Mit Herkunftsländern kooperieren

Um Unglücke wie jenes vor Lampedusa künftig zu verhindern, muss die EU mit den Herkunftsländern der Flüchtlinge zusammenarbeiten, fordert die konservative Tageszeitung Financial Times: "Europäer sind die Berichte über Wirtschaftsflüchtlinge, die auf der Fahrt in Richtung italienischer Küste ertrinken, gewohnt.
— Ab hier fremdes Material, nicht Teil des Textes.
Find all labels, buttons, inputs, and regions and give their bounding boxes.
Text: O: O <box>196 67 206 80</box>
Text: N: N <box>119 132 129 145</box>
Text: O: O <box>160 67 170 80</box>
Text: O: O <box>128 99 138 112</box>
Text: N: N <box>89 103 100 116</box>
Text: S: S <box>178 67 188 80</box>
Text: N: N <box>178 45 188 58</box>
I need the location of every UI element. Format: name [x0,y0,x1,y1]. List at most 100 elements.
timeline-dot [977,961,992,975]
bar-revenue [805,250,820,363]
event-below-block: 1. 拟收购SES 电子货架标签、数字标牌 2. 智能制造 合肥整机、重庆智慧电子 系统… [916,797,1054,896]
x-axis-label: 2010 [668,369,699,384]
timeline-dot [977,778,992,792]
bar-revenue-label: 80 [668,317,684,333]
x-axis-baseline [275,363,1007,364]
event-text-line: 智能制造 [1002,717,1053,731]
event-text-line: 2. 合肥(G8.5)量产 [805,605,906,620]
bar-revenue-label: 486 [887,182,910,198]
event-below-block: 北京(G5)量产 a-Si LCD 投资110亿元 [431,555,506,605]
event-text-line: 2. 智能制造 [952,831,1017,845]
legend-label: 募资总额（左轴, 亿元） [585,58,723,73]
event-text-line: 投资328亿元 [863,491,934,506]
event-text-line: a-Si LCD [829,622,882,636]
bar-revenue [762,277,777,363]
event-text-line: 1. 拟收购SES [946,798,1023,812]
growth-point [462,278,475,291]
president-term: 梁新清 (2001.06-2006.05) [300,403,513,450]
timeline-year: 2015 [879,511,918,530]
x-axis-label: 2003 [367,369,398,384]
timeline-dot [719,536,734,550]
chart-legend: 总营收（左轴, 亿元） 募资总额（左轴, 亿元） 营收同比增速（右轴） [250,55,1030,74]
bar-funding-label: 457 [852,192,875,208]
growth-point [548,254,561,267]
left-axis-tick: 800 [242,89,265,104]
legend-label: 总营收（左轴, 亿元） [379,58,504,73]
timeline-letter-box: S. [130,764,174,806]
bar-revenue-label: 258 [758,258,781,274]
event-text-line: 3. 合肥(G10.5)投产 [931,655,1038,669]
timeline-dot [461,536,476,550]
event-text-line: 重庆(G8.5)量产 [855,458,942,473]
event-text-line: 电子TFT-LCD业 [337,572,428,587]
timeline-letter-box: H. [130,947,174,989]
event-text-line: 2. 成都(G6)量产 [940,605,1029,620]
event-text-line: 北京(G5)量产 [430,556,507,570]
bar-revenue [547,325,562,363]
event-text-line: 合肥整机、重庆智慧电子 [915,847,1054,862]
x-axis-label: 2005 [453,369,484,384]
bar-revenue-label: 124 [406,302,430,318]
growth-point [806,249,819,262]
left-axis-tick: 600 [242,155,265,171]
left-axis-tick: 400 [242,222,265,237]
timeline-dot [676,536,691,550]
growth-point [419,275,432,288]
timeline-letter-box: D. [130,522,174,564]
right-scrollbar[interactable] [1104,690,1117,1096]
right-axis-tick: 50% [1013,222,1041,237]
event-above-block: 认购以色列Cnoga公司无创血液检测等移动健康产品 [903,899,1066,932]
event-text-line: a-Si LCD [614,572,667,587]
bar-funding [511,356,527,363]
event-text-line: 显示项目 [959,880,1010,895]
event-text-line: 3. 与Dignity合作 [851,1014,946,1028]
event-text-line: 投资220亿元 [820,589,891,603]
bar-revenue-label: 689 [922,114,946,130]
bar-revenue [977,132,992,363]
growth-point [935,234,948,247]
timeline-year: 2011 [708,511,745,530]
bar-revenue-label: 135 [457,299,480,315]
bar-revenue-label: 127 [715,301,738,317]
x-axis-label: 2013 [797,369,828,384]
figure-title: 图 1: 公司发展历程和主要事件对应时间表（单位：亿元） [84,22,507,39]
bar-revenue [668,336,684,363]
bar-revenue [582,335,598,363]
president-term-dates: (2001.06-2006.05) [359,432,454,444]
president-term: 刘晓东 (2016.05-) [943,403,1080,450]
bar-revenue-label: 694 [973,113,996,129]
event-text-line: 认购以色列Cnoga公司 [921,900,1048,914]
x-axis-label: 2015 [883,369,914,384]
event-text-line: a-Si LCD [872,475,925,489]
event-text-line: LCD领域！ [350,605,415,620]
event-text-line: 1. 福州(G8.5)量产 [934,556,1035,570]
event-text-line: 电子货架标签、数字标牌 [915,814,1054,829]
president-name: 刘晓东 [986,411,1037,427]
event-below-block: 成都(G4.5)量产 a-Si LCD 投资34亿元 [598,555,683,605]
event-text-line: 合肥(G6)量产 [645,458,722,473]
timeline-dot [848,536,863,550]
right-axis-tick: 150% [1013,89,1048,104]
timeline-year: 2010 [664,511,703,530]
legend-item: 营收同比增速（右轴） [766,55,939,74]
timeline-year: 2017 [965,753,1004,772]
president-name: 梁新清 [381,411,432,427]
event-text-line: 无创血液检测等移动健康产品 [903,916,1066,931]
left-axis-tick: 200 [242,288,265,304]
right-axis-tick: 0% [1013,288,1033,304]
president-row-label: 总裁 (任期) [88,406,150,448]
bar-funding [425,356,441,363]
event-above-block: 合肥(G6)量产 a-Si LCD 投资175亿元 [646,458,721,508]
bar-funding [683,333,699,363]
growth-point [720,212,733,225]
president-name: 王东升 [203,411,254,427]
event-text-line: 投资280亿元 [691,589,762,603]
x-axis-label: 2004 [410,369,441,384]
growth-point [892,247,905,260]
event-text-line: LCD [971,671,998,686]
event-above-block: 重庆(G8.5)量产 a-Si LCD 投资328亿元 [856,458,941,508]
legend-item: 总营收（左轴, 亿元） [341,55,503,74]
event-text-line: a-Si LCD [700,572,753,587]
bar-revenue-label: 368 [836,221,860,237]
Aber das Ausmaß der jüngsten Katastrophe - eines der schlimmsten Unglücke von Flüchtlingsschiffen aller Zeiten vor Italien - bedeutet, dass die Verantwortlichen in der EU ihr Augenmerk viel mehr darauf richten müssen, wie solche Tragödien verhindert werden können. ... Die EU sollte versuchen, mit jenen Staaten, aus denen die Flüchtlinge stammen, Partnerschaften beim Thema Migration herzustellen. Das ist angesichts der schwachen Regierungen in den betroffenen Ländern nicht einfach. Gemeinsames Handeln ist aber entscheidend - ob das nun bedeutet, gegen Menschenschlepper vorzugehen oder qualifizierten Arbeitskräften eine kontrollierte Einwanderung nach Europa zu ermöglichen."